Miriam Rodriguez's story of justice gets a movie
Blumhouse acquired the rights to the New York Times story to make a movie about the mother who tracked down her daughter's killers over years.
The past can be a stubborn hunter. This was demonstrated in Azam Ahmed's laborious article for The New York Times, which told the story of Miriam Rodriguez, a mother from Mexico who chased her daughter's murderers and kidnappers like a legion of detectives for three years.
The controversial story was recently acquired, in competition with sixteen interested parties, by Blumhouse. The production studio has already confirmed that together with the executive producer of The New York Time, a film script is in the works.
The story, published in December, was extremely controversial because it represented everything that goes wrong in Mexico, and especially the arid margins where citizens are displaced by the ineffectiveness of justice.
Objectively, Rodriguez is a unique avenger and detective. Hers is also not the first Mexican story of this type to be made into a film.
In 2015 Rodrigo Plá (La Zona) followed another vigilante in Un monstruo de mil cabezas who sought medical treatment for her sick husband.

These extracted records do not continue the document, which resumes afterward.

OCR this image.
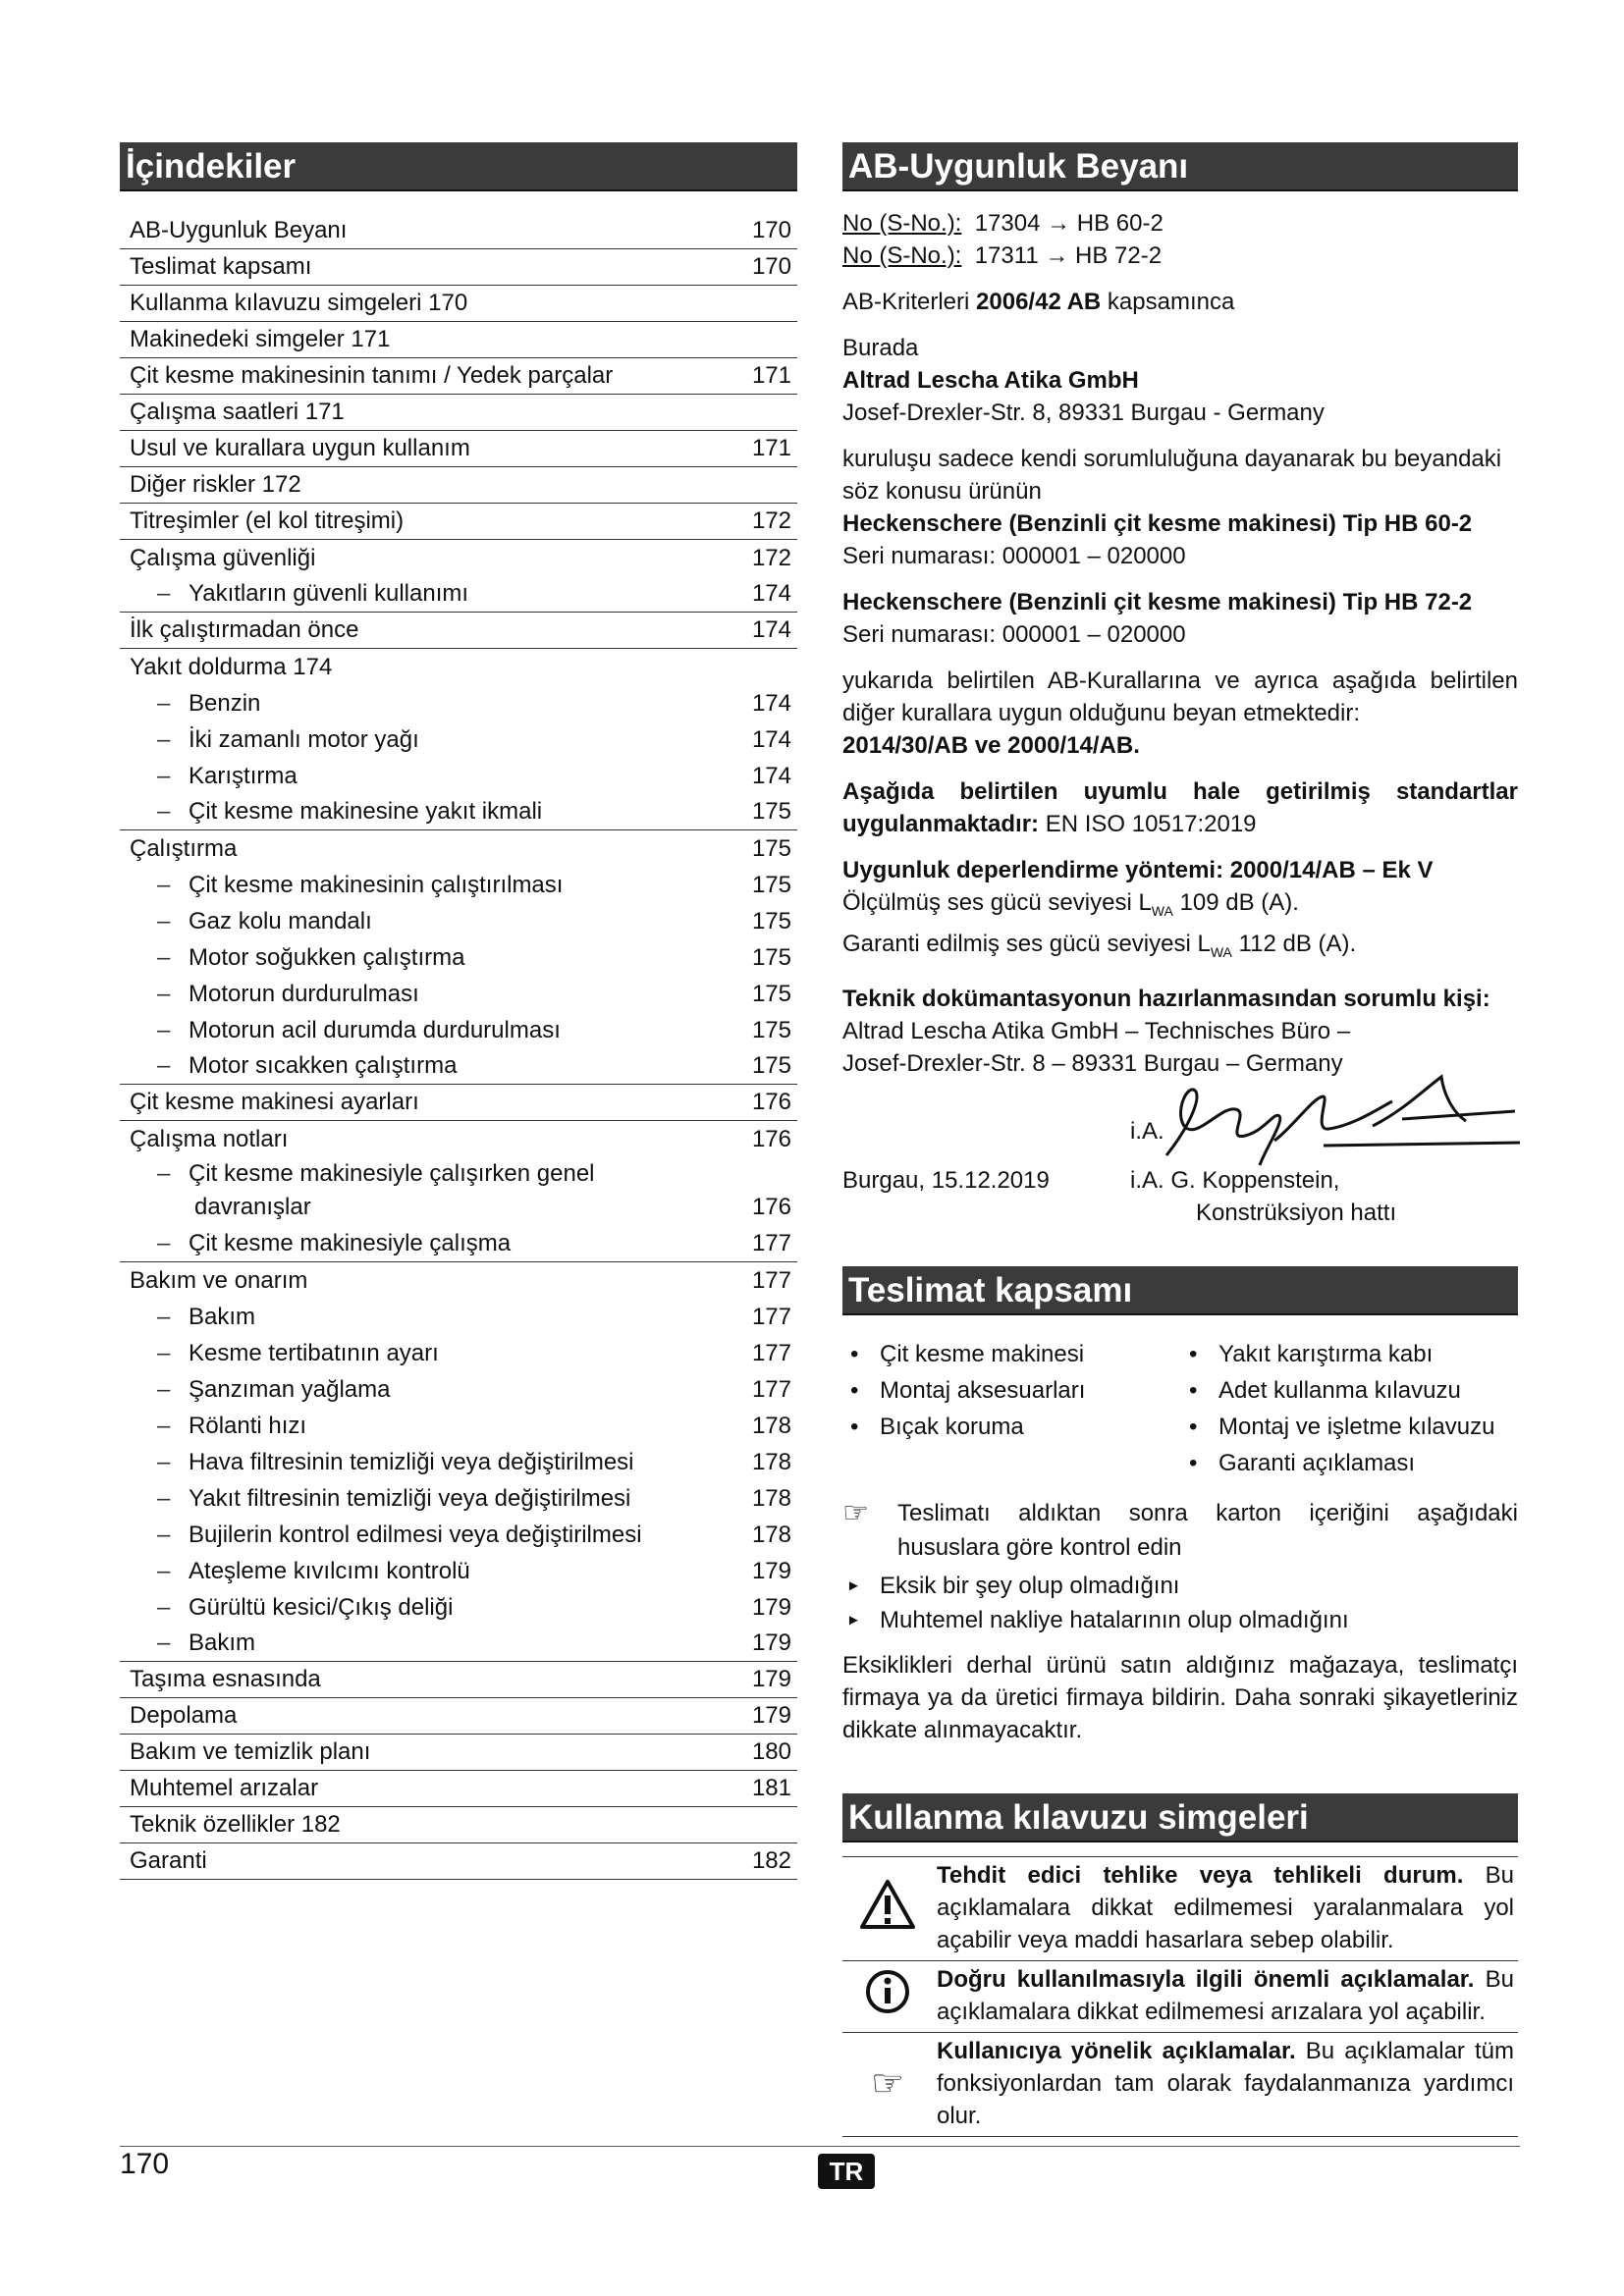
İçindekiler
AB-Uygunluk Beyanı	170
Teslimat kapsamı	170
Kullanma kılavuzu simgeleri 170
Makinedeki simgeler 171
Çit kesme makinesinin tanımı / Yedek parçalar	171
Çalışma saatleri 171
Usul ve kurallara uygun kullanım	171
Diğer riskler 172
Titreşimler (el kol titreşimi)	172
Çalışma güvenliği	172
– Yakıtların güvenli kullanımı	174
İlk çalıştırmadan önce	174
Yakıt doldurma 174
– Benzin	174
– İki zamanlı motor yağı	174
– Karıştırma	174
– Çit kesme makinesine yakıt ikmali	175
Çalıştırma	175
– Çit kesme makinesinin çalıştırılması	175
– Gaz kolu mandalı	175
– Motor soğukken çalıştırma	175
– Motorun durdurulması	175
– Motorun acil durumda durdurulması	175
– Motor sıcakken çalıştırma	175
Çit kesme makinesi ayarları	176
Çalışma notları	176
– Çit kesme makinesiyle çalışırken genel davranışlar	176
– Çit kesme makinesiyle çalışma	177
Bakım ve onarım	177
– Bakım	177
– Kesme tertibatının ayarı	177
– Şanzıman yağlama	177
– Rölanti hızı	178
– Hava filtresinin temizliği veya değiştirilmesi	178
– Yakıt filtresinin temizliği veya değiştirilmesi	178
– Bujilerin kontrol edilmesi veya değiştirilmesi	178
– Ateşleme kıvılcımı kontrolü	179
– Gürültü kesici/Çıkış deliği	179
– Bakım	179
Taşıma esnasında	179
Depolama	179
Bakım ve temizlik planı	180
Muhtemel arızalar	181
Teknik özellikler 182
Garanti	182
AB-Uygunluk Beyanı

No (S-No.): 17304 → HB 60-2

No (S-No.): 17311 → HB 72-2

AB-Kriterleri 2006/42 AB kapsamınca

Burada

Altrad Lescha Atika GmbH

Josef-Drexler-Str. 8, 89331 Burgau - Germany

kuruluşu sadece kendi sorumluluğuna dayanarak bu beyandaki söz konusu ürünün

Heckenschere (Benzinli çit kesme makinesi) Tip HB 60-2

Seri numarası: 000001 – 020000

Heckenschere (Benzinli çit kesme makinesi) Tip HB 72-2

Seri numarası: 000001 – 020000

yukarıda belirtilen AB-Kurallarına ve ayrıca aşağıda belirtilen diğer kurallara uygun olduğunu beyan etmektedir:

2014/30/AB ve 2000/14/AB.

Aşağıda belirtilen uyumlu hale getirilmiş standartlar uygulanmaktadır: EN ISO 10517:2019

Uygunluk deperlendirme yöntemi: 2000/14/AB – Ek V

Ölçülmüş ses gücü seviyesi $L_{WA}$ 109 dB (A).

Garanti edilmiş ses gücü seviyesi $L_{WA}$ 112 dB (A).

Teknik dokümantasyonun hazırlanmasından sorumlu kişi:

Altrad Lescha Atika GmbH – Technisches Büro –

Josef-Drexler-Str. 8 – 89331 Burgau – Germany

i.A.
Burgau, 15.12.2019	i.A. G. Koppenstein,
Konstrüksiyon hattı
Teslimat kapsamı
• Çit kesme makinesi	• Yakıt karıştırma kabı
• Montaj aksesuarları	• Adet kullanma kılavuzu
• Bıçak koruma	• Montaj ve işletme kılavuzu
• Garanti açıklaması
☞	Teslimatı aldıktan sonra karton içeriğini aşağıdaki hususlara göre kontrol edin
► Eksik bir şey olup olmadığını
► Muhtemel nakliye hatalarının olup olmadığını

Eksiklikleri derhal ürünü satın aldığınız mağazaya, teslimatçı firmaya ya da üretici firmaya bildirin. Daha sonraki şikayetleriniz dikkate alınmayacaktır.

Kullanma kılavuzu simgeleri
	Tehdit edici tehlike veya tehlikeli durum. Bu açıklamalara dikkat edilmemesi yaralanmalara yol açabilir veya maddi hasarlara sebep olabilir.
	Doğru kullanılmasıyla ilgili önemli açıklamalar. Bu açıklamalara dikkat edilmemesi arızalara yol açabilir.
☞	Kullanıcıya yönelik açıklamalar. Bu açıklamalar tüm fonksiyonlardan tam olarak faydalanmanıza yardımcı olur.
170	TR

Karen Alejandra Salinas Rodríguez was kidnapped in January 2014 at the age of 16 in her neighborhood in San Fernando (Tamaulipas). After collecting several ransoms she was murdered by her captors.
For three years following her murder, her mother dedicated herself to chasing the murderers, changing her physical appearance, and becoming the most stealthy detective. She was patient to the point of posing as an official and made friends with the relatives of the persecuted.
Members of the Zetas' cartel, some had tried to erase clues by recreating themselves as cab drivers, nannies, and Christian converts. But it was not enough to hide from the revenge of a devoted mother.
In 2017, at the age of 56, she caught the last of them at gunpoint, who had turned into a flower vendor on the border.
A few weeks later, on Mother's Day, Rodriguez was killed in front of her home.
Controversial or not, her story is one full of real pain that deserves its own space and serves to point out the violence and impunity that tear Mexican communities apart.
In such desperate times, revenge comes close to some virtues of justice.